The topic that has dominated Santa Cruz Island is the Island Fox. I've been so caught up in the drama of the pig eradication that I always took the natural history for granted. And when Liam mentioned that Lori blogged about the foxes I was compelled to do my own research.
Google scholar searches showed the consensus to be that the grey fox rafted to the northern Channel Islands (NCI), probably during a storm event. But it seems crazy, what did they eat? Apparently they are omnivorous and will eat berries as well as mice. The populations of the southern Channel Islands were brought by the Chumash people as they were far more isolated.

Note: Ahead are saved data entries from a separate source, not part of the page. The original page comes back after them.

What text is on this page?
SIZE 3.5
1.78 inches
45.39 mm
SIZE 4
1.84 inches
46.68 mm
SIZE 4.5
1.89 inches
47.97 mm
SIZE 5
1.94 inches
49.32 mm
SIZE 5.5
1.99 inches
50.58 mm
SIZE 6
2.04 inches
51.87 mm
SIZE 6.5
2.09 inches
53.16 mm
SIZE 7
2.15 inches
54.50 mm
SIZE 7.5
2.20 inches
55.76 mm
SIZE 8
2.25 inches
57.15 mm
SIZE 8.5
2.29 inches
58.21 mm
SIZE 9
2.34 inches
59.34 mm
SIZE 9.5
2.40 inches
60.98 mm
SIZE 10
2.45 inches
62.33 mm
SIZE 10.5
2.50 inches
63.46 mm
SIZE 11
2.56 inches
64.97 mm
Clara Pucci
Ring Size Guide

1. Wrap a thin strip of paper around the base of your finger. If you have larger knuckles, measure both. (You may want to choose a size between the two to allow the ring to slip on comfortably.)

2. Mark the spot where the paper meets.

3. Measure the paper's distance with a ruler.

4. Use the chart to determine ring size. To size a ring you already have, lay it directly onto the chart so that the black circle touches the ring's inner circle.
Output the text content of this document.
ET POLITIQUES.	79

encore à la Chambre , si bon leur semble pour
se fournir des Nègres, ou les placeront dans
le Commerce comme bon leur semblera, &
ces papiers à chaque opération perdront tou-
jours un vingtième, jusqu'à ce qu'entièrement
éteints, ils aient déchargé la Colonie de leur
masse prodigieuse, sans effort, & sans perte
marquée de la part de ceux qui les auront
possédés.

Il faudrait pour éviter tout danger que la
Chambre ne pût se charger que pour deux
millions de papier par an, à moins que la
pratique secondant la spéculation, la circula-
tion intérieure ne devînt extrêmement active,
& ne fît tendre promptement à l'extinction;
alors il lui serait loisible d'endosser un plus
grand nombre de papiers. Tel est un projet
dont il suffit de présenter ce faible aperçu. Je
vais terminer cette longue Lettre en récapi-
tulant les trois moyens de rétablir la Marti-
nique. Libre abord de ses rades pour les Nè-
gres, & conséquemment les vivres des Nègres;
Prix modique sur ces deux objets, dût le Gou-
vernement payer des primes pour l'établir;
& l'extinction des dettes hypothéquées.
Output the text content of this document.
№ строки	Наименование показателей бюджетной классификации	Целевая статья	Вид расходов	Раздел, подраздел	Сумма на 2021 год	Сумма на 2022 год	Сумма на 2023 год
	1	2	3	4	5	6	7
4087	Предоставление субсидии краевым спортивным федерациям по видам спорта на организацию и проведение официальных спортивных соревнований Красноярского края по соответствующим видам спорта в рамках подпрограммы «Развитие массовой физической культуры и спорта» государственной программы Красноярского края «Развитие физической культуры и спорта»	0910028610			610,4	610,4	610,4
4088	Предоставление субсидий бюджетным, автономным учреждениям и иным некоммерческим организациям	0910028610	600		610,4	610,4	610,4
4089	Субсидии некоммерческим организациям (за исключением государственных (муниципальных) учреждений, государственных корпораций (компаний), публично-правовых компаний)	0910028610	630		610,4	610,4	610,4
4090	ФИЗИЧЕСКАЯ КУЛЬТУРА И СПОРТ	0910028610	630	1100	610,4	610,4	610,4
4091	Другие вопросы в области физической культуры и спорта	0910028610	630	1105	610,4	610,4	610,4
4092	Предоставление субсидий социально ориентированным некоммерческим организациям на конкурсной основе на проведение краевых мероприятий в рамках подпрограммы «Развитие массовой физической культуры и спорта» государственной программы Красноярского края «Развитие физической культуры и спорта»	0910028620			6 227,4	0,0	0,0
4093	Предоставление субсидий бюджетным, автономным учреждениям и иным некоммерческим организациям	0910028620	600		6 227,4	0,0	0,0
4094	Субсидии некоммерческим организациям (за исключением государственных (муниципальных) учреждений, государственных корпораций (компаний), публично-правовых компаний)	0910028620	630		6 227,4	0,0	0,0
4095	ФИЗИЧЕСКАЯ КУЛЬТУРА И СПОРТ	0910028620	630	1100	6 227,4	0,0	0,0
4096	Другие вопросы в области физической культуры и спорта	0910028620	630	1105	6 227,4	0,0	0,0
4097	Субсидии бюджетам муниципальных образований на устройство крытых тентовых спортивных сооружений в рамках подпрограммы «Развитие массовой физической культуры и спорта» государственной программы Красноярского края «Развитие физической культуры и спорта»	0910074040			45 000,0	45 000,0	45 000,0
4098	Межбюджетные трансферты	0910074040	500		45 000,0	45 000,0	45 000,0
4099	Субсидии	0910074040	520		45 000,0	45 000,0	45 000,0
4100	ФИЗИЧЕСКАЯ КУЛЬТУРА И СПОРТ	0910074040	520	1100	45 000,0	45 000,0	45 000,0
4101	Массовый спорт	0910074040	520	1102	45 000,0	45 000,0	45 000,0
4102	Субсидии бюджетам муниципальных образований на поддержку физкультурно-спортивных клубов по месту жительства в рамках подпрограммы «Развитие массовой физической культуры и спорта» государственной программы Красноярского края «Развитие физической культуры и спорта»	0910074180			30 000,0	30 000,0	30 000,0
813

Fox fossil remains at Santa Rosa Island date to 10,400-16,000 years ago and during that time (the end of the Pleistocene) sea level was much lower connecting all the NCI's into one large island called Santarosae. We learned in class that sea level was about 100m lower on average. So I took my research one step further by doing a quick GIS analysis using a digital elevation model. I wanted to see how far these foxes had to raft in these conditions. I colored up the DEM so that the 0-100m contour highlighted the ancient shoreline (map above). As it turns out they would only have to raft 7 miles from the mouth of the Santa Clara River. This seems more plausible than the idea that the slender salamander came down from the north coast on a redwood tree....but that's a whole other entry.